Because of the loops, the cars have to have additional ground clearance in front in order to clear the loop. This tends to distort the bodies, something that is quite visible on the Carrera Porsche LMP2 car.

Carrera also came out with a line of cartoon-ish car designs that did not appeal to adults and disappeared from their catalog quickly. They tend to release a lot of movie-themed sets for children. Right now they have Speed Racer and Batman (from an old cartoon show, not the current movie). They also have a Mario Kart set.

Another difference is that SCX already has 4-lane track compatibility, Carrera does not.

Mechanically, both systems are fine. While the track is identical in size, the two brands are not interchangeable.

-- Bill


----------



## PD2 (Feb 27, 2003)

roadrner said:


> Can you give us some pix of your deals? My Target didn't have squat.  rr


I can rr - just need to get the camera and snap some pics later. I'll do that and post some up for you and the rest of the guys here.

PD2:thumbsup:


----------



## roadrner (Jul 21, 1999)

PD2 said:


> I can rr - just need to get the camera and snap some pics later. I'll do that and post some up for you and the rest of the guys here.
> 
> PD2:thumbsup:


Thanks! rr


----------



## PD2 (Feb 27, 2003)

roadrner said:


> Thanks! rr


Here you go rr! They are in my Gallery - 

http://photos.hobbytalk.com/showgallery.php/cat/500/ppuser/12461

Let me know if you want more or need something specific. Or just let me know if you have any questions about what you see.

Thanks for your patience!
PD2:thumbsup:


----------



## rudykizuty (Aug 16, 2007)

My local Target just got a heap of SCX 1/43 sets in......I am sooooo tempted. 

I'm pretty sure though that it would be the breaking point where the TM is concerned.


----------



## 1976Cordoba (Sep 20, 2000)

rudykizuty said:


> My local Target just got a heap of SCX 1/43 sets in......I am sooooo tempted.
> 
> I'm pretty sure though that it would be the breaking point where the TM is concerned.


I think the Micro Scalectric HO stuff will work with the SCX track -- I'll check later and let you know.

That may be your in for getting some 1/43 track.


----------



## rudykizuty (Aug 16, 2007)

1976Cordoba said:


> I think the Micro Scalectric HO stuff will work with the SCX track -- I'll check later and let you know.
> 
> That may be your in for getting some 1/43 track.


heh heh


----------



## micyou03 (Apr 8, 2003)

My Microscalextric car works on my 1/43rd Artin track.


----------



## PD2 (Feb 27, 2003)

Hhhhmmm? Never tried to put my Micro Scalextric on my large scale track.....will need to try that.

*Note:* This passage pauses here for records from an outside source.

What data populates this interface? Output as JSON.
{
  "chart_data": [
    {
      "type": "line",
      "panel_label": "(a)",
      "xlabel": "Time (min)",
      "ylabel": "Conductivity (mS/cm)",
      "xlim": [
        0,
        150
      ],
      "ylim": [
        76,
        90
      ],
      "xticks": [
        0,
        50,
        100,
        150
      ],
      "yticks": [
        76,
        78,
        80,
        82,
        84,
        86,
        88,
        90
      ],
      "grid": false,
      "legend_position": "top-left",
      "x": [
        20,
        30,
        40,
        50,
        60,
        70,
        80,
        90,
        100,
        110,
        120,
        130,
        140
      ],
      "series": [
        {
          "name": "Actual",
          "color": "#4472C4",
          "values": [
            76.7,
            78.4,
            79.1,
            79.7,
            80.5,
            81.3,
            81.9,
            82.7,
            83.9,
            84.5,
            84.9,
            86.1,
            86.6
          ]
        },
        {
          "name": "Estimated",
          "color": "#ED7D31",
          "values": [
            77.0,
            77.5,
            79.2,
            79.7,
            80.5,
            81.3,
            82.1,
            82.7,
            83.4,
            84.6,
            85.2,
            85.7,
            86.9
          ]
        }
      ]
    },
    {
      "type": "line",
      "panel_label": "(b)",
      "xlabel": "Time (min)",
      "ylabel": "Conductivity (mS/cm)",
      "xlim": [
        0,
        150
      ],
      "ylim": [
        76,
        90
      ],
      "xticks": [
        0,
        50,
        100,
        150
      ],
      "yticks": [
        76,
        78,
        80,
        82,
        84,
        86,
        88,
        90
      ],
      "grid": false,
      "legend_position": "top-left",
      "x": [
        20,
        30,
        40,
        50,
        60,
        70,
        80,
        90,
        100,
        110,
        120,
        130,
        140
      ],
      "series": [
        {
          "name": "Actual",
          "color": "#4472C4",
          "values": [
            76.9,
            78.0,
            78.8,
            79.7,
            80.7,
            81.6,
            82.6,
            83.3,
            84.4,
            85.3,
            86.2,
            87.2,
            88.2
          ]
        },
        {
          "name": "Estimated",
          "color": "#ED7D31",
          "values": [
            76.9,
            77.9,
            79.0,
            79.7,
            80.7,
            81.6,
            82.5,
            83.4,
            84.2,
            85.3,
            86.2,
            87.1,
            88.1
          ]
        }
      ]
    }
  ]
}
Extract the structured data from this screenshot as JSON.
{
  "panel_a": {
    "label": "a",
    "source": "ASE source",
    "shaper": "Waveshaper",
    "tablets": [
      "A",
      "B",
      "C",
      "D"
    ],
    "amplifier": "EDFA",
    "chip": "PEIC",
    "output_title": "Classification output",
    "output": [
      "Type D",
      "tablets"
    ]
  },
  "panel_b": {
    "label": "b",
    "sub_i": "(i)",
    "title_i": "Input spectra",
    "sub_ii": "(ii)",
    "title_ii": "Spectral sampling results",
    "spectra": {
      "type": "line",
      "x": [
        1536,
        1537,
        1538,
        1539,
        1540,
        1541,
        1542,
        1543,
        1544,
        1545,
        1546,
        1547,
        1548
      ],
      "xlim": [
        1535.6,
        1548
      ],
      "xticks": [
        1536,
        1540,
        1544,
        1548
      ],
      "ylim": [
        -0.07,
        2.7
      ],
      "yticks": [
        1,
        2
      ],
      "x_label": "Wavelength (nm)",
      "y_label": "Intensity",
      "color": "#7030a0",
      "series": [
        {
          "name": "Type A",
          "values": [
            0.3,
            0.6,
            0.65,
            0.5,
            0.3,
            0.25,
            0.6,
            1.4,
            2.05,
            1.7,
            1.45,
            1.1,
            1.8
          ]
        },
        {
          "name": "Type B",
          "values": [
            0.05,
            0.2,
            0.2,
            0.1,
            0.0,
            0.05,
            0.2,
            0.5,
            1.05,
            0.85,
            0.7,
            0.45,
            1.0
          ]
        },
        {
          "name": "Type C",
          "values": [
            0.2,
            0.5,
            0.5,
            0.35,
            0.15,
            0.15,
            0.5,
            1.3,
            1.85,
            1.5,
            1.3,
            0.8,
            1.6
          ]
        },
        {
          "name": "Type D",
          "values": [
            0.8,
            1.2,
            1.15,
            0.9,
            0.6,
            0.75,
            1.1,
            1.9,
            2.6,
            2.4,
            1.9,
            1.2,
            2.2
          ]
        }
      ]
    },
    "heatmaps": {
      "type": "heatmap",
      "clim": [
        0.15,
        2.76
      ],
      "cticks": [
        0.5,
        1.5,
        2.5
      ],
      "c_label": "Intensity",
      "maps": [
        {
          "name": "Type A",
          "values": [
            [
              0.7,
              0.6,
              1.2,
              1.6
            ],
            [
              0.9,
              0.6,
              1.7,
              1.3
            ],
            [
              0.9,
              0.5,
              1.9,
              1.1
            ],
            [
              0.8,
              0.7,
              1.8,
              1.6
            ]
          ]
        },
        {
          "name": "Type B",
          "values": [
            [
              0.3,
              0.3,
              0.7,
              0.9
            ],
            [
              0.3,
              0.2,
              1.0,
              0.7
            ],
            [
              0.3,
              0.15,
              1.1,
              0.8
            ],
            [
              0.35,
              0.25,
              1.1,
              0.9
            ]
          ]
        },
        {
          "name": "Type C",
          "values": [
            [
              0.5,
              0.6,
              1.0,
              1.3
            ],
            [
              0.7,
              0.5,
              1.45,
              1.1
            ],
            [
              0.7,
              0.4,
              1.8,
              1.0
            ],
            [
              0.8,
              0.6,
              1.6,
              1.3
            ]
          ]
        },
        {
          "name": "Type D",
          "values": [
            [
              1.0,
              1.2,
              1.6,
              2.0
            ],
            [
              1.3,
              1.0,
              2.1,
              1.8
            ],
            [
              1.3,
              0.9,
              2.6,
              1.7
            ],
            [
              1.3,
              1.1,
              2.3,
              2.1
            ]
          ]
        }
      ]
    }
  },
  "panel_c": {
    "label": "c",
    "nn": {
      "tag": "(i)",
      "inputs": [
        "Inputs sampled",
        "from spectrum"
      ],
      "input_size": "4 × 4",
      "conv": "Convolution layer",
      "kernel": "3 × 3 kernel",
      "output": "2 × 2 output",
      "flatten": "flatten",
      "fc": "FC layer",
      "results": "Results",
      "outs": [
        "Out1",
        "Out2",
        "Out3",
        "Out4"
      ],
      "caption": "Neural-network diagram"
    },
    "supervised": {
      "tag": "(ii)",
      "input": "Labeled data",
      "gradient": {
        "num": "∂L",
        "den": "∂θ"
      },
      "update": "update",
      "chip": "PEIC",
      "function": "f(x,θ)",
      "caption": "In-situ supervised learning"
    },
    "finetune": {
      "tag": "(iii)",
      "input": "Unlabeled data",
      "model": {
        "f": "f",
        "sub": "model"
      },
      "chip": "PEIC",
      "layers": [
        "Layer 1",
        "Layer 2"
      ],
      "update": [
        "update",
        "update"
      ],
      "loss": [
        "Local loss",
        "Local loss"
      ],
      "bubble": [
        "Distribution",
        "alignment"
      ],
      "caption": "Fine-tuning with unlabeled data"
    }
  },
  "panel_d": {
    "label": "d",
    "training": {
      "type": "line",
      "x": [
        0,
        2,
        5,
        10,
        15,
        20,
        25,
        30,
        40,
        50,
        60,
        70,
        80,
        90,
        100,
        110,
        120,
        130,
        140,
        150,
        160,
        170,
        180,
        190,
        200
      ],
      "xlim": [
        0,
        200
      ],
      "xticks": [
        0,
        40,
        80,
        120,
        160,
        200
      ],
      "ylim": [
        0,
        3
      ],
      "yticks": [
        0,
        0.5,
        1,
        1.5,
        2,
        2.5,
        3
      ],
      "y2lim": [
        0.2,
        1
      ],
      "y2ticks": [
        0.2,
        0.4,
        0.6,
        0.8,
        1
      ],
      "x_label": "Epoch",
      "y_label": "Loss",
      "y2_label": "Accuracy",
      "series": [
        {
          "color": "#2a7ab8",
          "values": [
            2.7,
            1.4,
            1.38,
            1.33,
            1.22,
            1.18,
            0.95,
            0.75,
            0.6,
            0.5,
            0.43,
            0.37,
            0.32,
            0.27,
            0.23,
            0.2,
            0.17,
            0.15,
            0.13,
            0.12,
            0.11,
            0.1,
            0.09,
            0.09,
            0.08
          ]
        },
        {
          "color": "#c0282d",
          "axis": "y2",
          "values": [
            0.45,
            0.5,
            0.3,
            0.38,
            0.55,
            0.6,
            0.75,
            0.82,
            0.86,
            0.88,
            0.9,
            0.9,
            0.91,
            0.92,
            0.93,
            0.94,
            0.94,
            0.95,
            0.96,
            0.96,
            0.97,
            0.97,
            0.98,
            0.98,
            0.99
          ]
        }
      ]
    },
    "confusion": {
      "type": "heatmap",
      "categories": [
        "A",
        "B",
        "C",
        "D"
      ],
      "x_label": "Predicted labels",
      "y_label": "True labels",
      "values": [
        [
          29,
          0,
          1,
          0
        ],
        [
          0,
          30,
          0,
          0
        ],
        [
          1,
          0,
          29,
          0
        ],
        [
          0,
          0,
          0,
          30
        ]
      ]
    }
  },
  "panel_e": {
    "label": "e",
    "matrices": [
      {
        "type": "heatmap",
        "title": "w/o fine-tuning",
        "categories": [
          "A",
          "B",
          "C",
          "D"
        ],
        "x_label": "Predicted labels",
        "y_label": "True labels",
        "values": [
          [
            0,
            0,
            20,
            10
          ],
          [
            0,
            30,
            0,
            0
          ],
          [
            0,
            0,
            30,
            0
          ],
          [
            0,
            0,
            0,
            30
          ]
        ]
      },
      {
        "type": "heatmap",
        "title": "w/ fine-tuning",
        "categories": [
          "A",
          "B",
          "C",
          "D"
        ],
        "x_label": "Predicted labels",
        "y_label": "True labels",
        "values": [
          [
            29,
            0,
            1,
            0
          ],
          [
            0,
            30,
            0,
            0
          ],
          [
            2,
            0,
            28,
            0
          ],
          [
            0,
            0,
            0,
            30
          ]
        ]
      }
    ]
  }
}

A buddy of mine who has raced R/C for nearly 20 years finally got talked into trying an F1 SCX set out - he's hooked now!! Setting up a permanent track and having other guys over at his place to race. Now he's after a lap counter/timer! I love it when people realize how fun it is to race slot cars!! 

PD2:thumbsup:


----------



## 1976Cordoba (Sep 20, 2000)

We've added 4 RC guys to our sports car league in the last 2 years and 2 of them have built permanent tracks. :thumbsup:


----------